Group A Streptococcus (GAS) is a major human pathogen responsible for over half a million deaths annually. Serious invasive infections and chronic autoimmune sequelae, triggered by untreated superficial infections, are the primary causes of its extensive morbidity and mortality. Despite the urgent need, a vaccine against GAS is not yet available but remains a global health priority.
The pilus of GAS, a long, hair-like fibre protruding from the cell surface, plays a crucial role in the earliest stages of colonization and infection by mediating host cell adherence and biofilm formation.
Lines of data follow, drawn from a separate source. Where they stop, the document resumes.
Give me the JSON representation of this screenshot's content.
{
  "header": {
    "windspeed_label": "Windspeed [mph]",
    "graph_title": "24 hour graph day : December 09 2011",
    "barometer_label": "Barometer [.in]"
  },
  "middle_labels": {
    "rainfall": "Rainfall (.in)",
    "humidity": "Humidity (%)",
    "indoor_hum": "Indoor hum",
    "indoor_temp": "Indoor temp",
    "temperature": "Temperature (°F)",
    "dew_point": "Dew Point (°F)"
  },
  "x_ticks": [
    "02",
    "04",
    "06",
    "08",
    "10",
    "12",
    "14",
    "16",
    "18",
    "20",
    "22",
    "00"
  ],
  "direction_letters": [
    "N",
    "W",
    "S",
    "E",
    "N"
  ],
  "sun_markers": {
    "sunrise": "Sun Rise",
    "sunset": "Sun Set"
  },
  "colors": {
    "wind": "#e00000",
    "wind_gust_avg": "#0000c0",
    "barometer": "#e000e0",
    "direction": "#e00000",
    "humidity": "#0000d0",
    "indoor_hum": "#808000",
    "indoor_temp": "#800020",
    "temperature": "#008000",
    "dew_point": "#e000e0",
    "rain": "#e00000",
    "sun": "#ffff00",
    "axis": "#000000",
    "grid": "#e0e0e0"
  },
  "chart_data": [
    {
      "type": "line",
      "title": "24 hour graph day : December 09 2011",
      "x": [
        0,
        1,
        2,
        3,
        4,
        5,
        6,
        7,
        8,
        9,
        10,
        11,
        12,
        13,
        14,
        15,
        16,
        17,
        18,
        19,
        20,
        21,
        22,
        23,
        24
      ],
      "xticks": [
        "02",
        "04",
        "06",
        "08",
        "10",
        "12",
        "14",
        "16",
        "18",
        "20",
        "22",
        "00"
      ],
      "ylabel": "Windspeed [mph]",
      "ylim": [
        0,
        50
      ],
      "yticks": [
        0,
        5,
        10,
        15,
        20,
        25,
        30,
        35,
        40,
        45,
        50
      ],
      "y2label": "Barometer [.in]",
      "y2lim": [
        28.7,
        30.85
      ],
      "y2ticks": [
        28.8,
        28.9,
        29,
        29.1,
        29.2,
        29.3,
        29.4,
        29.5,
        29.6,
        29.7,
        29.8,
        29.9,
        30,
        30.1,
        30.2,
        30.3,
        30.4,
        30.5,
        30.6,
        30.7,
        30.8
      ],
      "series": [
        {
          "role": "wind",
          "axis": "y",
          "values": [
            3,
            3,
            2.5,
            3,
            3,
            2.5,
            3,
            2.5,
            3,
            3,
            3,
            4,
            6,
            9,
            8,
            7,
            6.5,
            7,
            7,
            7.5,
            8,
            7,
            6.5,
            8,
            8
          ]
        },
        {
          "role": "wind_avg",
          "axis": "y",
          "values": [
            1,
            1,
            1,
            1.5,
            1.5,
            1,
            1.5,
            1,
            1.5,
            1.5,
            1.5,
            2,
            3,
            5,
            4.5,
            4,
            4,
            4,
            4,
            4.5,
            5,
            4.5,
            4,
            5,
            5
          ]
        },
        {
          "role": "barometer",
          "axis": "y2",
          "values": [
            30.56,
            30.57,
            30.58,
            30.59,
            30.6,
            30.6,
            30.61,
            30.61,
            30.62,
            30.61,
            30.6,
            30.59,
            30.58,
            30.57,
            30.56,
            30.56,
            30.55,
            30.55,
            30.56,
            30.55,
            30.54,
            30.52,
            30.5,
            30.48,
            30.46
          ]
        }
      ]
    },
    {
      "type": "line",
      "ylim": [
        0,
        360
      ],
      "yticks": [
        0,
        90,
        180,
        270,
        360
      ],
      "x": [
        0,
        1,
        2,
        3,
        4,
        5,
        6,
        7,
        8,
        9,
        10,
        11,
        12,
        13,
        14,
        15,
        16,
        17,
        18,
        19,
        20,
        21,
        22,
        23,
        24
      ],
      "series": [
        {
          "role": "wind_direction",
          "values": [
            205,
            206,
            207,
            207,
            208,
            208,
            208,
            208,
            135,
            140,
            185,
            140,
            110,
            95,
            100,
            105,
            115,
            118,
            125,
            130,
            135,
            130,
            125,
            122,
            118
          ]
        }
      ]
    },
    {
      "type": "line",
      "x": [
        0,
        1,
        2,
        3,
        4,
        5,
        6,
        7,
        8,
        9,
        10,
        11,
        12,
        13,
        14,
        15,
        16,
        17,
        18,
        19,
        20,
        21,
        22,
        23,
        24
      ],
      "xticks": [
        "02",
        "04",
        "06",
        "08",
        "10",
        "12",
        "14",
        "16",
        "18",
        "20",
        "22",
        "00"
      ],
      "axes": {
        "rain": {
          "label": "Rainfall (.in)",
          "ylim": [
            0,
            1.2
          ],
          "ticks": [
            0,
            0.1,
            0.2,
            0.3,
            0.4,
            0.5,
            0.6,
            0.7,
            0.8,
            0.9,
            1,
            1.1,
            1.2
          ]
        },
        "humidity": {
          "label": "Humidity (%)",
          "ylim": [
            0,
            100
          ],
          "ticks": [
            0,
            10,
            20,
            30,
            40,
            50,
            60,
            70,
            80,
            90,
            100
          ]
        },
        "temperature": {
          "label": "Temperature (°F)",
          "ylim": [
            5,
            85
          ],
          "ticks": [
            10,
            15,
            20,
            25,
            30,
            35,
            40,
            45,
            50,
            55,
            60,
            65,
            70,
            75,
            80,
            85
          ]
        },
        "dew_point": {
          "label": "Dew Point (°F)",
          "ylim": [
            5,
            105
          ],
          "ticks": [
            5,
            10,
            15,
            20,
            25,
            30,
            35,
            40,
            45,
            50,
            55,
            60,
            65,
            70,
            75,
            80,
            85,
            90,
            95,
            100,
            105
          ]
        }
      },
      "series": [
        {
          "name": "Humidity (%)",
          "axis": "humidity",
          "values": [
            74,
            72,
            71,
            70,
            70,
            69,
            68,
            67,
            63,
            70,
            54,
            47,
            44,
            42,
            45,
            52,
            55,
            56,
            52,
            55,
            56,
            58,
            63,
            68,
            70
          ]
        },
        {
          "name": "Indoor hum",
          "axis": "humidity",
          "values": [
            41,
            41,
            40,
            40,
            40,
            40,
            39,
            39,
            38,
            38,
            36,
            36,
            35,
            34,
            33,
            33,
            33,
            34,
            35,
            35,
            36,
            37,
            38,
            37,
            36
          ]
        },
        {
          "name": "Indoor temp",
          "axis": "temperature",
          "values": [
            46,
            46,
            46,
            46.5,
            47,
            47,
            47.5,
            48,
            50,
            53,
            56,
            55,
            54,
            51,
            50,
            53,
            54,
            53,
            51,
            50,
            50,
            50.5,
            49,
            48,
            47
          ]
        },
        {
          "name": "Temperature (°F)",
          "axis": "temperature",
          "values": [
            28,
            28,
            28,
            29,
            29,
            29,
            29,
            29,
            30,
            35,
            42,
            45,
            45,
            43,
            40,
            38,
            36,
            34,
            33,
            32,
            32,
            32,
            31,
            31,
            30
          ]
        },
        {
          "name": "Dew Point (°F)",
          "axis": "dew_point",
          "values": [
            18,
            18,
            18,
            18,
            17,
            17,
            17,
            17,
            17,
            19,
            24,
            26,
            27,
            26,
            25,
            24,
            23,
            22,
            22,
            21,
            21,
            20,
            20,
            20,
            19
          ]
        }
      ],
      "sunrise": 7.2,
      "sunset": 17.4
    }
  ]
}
Evidence suggests that immunity to the pilus can be protective, but addressing antigenic variation poses a significant challenge.
We have investigated multiple approaches to vaccine development, including 1) expressing GAS pili from different variants in the food-grade bacterium Lactococcus lactis to use as a live mucosal vaccine and 2) using structural modelling to design a multivalent domain fusion protein of the main protein component of the pilus, the T-antigen. Both approaches have generated antibody responses in mice that can be neutralising or opsonophagocytic to multiple GAS strains. Protective efficacy has also been observed against nasopharyngeal colonization and invasive disease in mice. Improving efficacy and coverage has been the focus in recent years and here, we provide an update on our progress.
Our results point towards the GAS pilus being an attractive vaccine target and demonstrate that multiple approaches can be used to address antigenic variation.